Cette apparente confusion des protagonistes et des circonstances ne saurait être regardée comme une simple négligence de la part de l’artiste. Elle relève au contraire d’une conception profondément théâtrale de l’image, propre à la sensibilité maniériste, qui privilégie l’intensité dramatique, la tension des corps et la puissance expressive de la composition. En réunissant, dans un même espace pictural, la violence attribuée aux gardes juifs et les signes visuels de la brutalité militaire romaine, l’artiste concentre les différents outrages de la Passion en une scène unique, saisissante et presque suffocante.
Une telle licence à l’égard de la chronologie évangélique est particulièrement révélatrice de la liberté avec laquelle les artistes de la Renaissance nordique pouvaient traiter le récit sacré. La fidélité littérale au déroulement des Évangiles cède ici le pas à une vérité d’un autre ordre : celle de l’émotion, de la méditation théologique et de l’impact visuel. L’image ne cherche donc pas tant à reconstituer fidèlement les circonstances historiques de la Passion qu’à en condenser la violence et la portée spirituelle sous les yeux du spectateur.

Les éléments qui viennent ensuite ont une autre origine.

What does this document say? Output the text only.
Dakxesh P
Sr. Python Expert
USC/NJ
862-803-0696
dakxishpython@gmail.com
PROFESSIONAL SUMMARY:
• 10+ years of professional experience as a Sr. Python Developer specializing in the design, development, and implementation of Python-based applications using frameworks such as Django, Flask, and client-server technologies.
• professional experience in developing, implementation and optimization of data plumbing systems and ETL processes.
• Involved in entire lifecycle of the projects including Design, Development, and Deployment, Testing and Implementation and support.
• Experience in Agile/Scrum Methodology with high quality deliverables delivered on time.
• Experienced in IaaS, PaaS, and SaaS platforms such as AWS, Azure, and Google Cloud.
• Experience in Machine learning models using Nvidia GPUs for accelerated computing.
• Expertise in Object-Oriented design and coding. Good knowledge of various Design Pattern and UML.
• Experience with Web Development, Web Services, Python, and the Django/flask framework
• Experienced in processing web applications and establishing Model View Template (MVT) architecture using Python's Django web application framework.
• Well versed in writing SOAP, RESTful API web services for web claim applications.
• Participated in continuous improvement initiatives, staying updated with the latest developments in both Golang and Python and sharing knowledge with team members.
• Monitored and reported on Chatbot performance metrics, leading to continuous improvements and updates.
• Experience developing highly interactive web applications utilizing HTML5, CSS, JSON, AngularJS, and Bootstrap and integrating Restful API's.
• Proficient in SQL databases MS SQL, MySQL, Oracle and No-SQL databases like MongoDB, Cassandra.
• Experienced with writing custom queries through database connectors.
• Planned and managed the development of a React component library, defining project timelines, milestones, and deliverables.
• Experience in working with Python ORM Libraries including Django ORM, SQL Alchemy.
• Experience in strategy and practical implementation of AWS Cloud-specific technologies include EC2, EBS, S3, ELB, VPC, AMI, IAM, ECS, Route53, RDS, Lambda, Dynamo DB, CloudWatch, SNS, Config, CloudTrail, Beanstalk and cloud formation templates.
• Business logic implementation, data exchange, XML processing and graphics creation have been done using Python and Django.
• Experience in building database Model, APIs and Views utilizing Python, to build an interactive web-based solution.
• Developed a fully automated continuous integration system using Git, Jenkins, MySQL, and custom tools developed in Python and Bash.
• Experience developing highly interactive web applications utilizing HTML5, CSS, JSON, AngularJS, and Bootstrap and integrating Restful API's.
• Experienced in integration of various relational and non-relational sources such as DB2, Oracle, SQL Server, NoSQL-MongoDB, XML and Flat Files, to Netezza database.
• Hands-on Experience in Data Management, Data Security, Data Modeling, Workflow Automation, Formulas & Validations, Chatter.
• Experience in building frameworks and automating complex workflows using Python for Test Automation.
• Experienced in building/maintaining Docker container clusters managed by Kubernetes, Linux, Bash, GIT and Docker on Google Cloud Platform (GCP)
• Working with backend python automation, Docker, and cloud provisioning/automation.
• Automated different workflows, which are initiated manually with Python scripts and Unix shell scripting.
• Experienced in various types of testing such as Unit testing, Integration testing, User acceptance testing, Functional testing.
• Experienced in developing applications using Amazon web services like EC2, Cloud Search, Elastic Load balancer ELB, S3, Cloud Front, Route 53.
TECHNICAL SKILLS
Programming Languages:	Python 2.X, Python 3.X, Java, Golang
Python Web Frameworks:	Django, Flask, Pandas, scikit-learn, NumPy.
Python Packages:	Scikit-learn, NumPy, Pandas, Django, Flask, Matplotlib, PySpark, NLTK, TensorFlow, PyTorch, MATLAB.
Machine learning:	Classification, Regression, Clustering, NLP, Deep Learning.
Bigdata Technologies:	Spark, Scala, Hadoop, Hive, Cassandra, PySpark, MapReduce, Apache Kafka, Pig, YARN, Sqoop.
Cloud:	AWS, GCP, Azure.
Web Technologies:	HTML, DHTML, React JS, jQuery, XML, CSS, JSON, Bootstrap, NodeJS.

Il convient, à cet égard, de rappeler que les Évangiles distinguent bien deux épisodes de violences physiques, traditionnellement désignés comme les « dérisions », qui se succèdent sans toutefois se confondre.
La première dérision, de nature religieuse, intervient durant la nuit, dans la demeure du grand prêtre Caïphe, en présence du Conseil suprême, le Sanhédrin. Jésus y est maltraité par les gardes du Temple et les serviteurs : on le frappe, on lui crache au visage, on lui couvre les yeux avant de l’inviter, dans une cruelle parodie, à deviner l’identité de celui qui vient de le frapper. La violence exercée contre lui prend alors la forme d’une humiliation destinée à tourner en dérision sa prétention messianique.
La seconde dérision, d’ordre politique et militaire, se déroule le lendemain, au Prétoire, après que Jésus a été livré à Ponce Pilate. Elle relève cette fois de la soldatesque romaine. Les soldats le flagellent, le revêtent d’un manteau de pourpre, placent sur sa tête une couronne d’épines et lui mettent entre les mains un roseau, dérisoire simulacre de sceptre. Par cette mise en scène grotesque, ils tournent en ridicule le titre de « Roi des Juifs » qui lui est attribué.
L’œuvre procède ainsi par une sorte de condensation visuelle de ces deux moments distincts de la Passion. En faisant se rencontrer, dans une même scène, les protagonistes, les gestes et les signes appartenant à des épisodes séparés par le récit évangélique, l’artiste substitue à la rigueur chronologique une logique proprement picturale : celle de la concentration dramatique. La violence de la Passion devient alors moins une succession d’événements qu’une vision globale de l’humiliation du Christ, offerte au regard et à la méditation du fidèle.